Responding to a resilient garden: a conversation with Takis Constantopedos, 21 February 2018
Introductions first. My name is Greek, and I was born in Australia. This has absolutely no relevance to my gardening other than the fact that father used to be a very proud vegetable gardener. He had a little home, a little bit of land in Leichhardt, and he would grow one crop, either tomatoes, beautiful ox heart tomatoes, which he got from his Italian friends, or cucumbers; telegraph or Lebanese. In his community of friends and relatives, vegetable gardening was a very competitive business, where they would compare the quality of their production. It was a minute garden, but he produced heaps. So that is the only connection. My wife, Dimitra, has a Greek background, and she came from a farming village, where they grew all their food, they kept poultry and had a sizable flock of sheep for meat and milk, which they used to make their own cheese, and for wool, which they wove into rugs and blankets. So she knows all about farming – or so she says – and I know nothing. So I defer to Dimitra.
There are people we connect with through the garden. We are very fortunate, all our neighbours are very good. There is one tension, but not a significant one. I know that they don’t like a single leaf in their back yard. They go around with that noisy leaf-blower. I haven’t been raking the leaves every day – that is not going to be a problem. It is not a real tension, but it is a different way of understanding gardens. I do know that some of our neighbours are influenced by our garden.

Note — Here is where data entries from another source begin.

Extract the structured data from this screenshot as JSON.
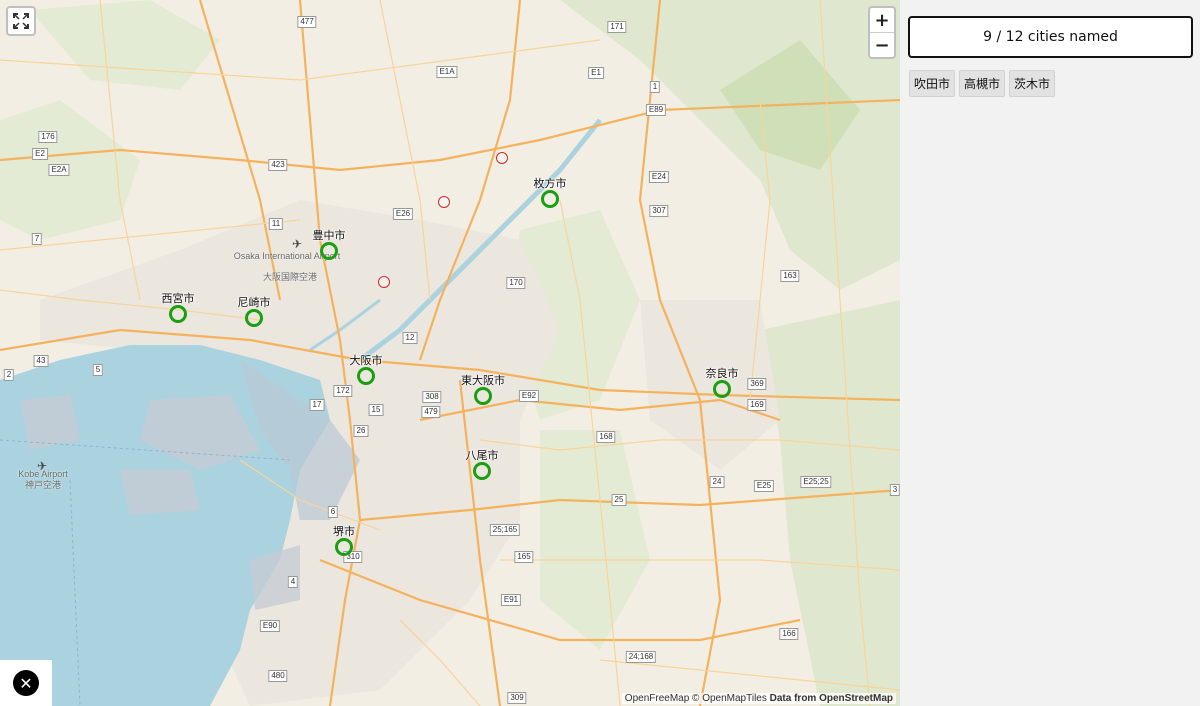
{
  "map": {
    "attribution_tiles": "OpenFreeMap © OpenMapTiles",
    "attribution_data": "Data from OpenStreetMap",
    "controls": {
      "zoom_in": "+",
      "zoom_out": "−",
      "fullscreen_icon": "fullscreen-icon",
      "close_icon": "close-icon"
    },
    "colors": {
      "water": "#aad3df",
      "land": "#f3eee4",
      "urban": "#e9e4dc",
      "motorway": "#f4b25c",
      "road": "#f8d49a",
      "forest": "#d9e6c6",
      "named_ring": "#1a9e12",
      "unnamed_ring": "#cc2a2a"
    },
    "named_cities": [
      {
        "name": "豊中市"
      },
      {
        "name": "枚方市"
      },
      {
        "name": "西宮市"
      },
      {
        "name": "尼崎市"
      },
      {
        "name": "大阪市"
      },
      {
        "name": "東大阪市"
      },
      {
        "name": "奈良市"
      },
      {
        "name": "八尾市"
      },
      {
        "name": "堺市"
      }
    ],
    "place_labels": [
      {
        "text": "Osaka International Airport"
      },
      {
        "text": "大阪国際空港"
      },
      {
        "text": "Kobe Airport"
      },
      {
        "text": "神戸空港"
      }
    ],
    "road_shields": [
      "477",
      "171",
      "E1A",
      "E1",
      "1",
      "E89",
      "176",
      "E2",
      "E2A",
      "423",
      "11",
      "E26",
      "307",
      "E24",
      "7",
      "163",
      "170",
      "43",
      "2",
      "5",
      "172",
      "17",
      "15",
      "308",
      "479",
      "E92",
      "26",
      "12",
      "369",
      "169",
      "168",
      "6",
      "25;165",
      "25",
      "24",
      "E25",
      "E25;25",
      "165",
      "E91",
      "166",
      "310",
      "E90",
      "480",
      "309",
      "24;168",
      "4",
      "3"
    ]
  },
  "panel": {
    "counter": "9 / 12 cities named",
    "named_tags": [
      "吹田市",
      "高槻市",
      "茨木市"
    ]
  }
}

I exchange cutting and seeds and advice with my friends. A friend of mine has a garden up at the foothills of the Blue Mountains, in Kurrajong. She brings me seeds and roots from her garden, like kale and turmeric. She collects the seeds and stores them in envelopes. We don’t. I just let plants go to seed and then I shake them off, so there will be spinach and parsley together. I give them a little help: that is how I relate to my garden. We have other friends in Lane Cove, who want me to go over to give advice, as if I knew what I am talking about. Another friend of mine belongs to the Greens, so he is very green and he is remarkable in his knowledge of herbs, birds and plants and he has given me advice. He has come here and identified things. Dimitra, gives me good advice. Dimitra is a very clever and astute woman. She has incredible intuition with gardening. Sometimes I worry whether I am doing the right thing and wonder what should I be doing. She says: it’s all right just do this and it will work. So there is collaboration. And my 16 month grand-daughter, Lucy, loves the garden and does not want to leave it and go home. Nothing competes with this freedom of running around: she goes into the plants, she is a rough and tumble girl. And she helps me weed: I collect the weeds, put them in a bucket and she goes to the bucket and tips it over. Other people come too, taking cuttings with them. Whenever we have a family gathering, a barbecue; people go into a zone, they lose themselves, because of the nature of the garden, and it is not even that outstanding.